Le droit à la survie de l’enfant

Publié le

Le droit à la survie de l’enfant

Le Maroc s’est engagé à réduire la mortalité infanto juvénile à 28‰ en 2015. Bien qu’on ne dispose pas d’indicateurs régionaux dans ce domaine, l’étude a fait ressortir de nombreux témoignages de décès néonatals en milieu rural et les difficultés d’accès des enfants aux services de santé.

Les causes immédiates de la persistance d’une mortalité infanto juvénile élevée sont les causes périnatales et les maladies infectieuses, en particulier les IRA (d’infections respiratoires aiguës).

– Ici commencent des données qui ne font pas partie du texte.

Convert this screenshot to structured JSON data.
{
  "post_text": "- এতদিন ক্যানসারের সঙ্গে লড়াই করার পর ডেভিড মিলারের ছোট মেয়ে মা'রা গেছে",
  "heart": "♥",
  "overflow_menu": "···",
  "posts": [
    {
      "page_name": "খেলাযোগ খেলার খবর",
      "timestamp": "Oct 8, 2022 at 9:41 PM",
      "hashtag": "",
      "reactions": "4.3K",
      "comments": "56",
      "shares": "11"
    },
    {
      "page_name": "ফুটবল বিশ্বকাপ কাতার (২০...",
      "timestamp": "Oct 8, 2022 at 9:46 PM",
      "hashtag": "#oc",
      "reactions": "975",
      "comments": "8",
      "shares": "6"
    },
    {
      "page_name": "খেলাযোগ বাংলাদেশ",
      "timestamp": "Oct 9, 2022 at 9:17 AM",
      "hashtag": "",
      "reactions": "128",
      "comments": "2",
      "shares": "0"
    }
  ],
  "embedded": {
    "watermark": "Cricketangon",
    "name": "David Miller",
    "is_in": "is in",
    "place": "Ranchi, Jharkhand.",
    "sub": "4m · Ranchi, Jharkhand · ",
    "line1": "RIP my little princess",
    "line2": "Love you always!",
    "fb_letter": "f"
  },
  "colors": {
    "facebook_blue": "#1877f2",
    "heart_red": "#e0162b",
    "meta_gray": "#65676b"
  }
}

Faible accessibilité des services de santé, surtout dans le Haut Atlas du Maroc, la mauvaise qualité du système de santé, la précarité des conditions de vie surtout chez les montagnards et les nomades, les carences alimentaires, la faiblesse des compétences parentales et la faible implication de la collectivité dans le système de santé.

Le milieu naturel (climat rude, territoire immense, enclavement), la pauvreté et l’absence d’assurance maladie (manque de moyens des parents pour payer transport et médicaments), l’insuffisance des ressources de l’Etat.

Les principaux titulaires d’obligations en ce qui concerne le droit à la survie de l’enfant sont l’administration de la santé, les collectivités locales, les parents et la société civile.

L’administration de la santé a fourni des efforts importants au cours des dernières années (construction et équipement d’hôpitaux) mais souffre du manque de moyens humains. Elle n’a pas non plus les capacités de combler le déséquilibre en matière d’offre de soins dans le Haut Atlas du Maroc.

Les familles des milieux rural et périurbain manquent de compétences parentales et n’ont pas les moyens d’assurer les paiements directs liés à la santé des enfants.

Les collectivités locales sont peu engagées dans le renforcement de l’accès aux soins des enfants, par manque de moyens et ignorance/déni de leurs responsabilités.

Au niveau de la société civile, peu d’associations interviennent dans le domaine de la santé de l’enfant mais certaines capacités se développent dans les domaines de l’éducation parentale et de la santé mobile.

Il est impérativement urgent, d’évaluer les carences du système de santé par province, introduire un programme de prise en charge intégrée des maladies de l’enfant dans cette région. Etablir une stratégie régionale en faveur de la mère et de l’enfant, développer la santé mobile et la santé scolaire, combler les déficits des structures de santé en personnel soignant et en spécialistes (pédiatres), développer l’éducation parentale, encourager les initiatives communautaires (notamment de type mutualiste).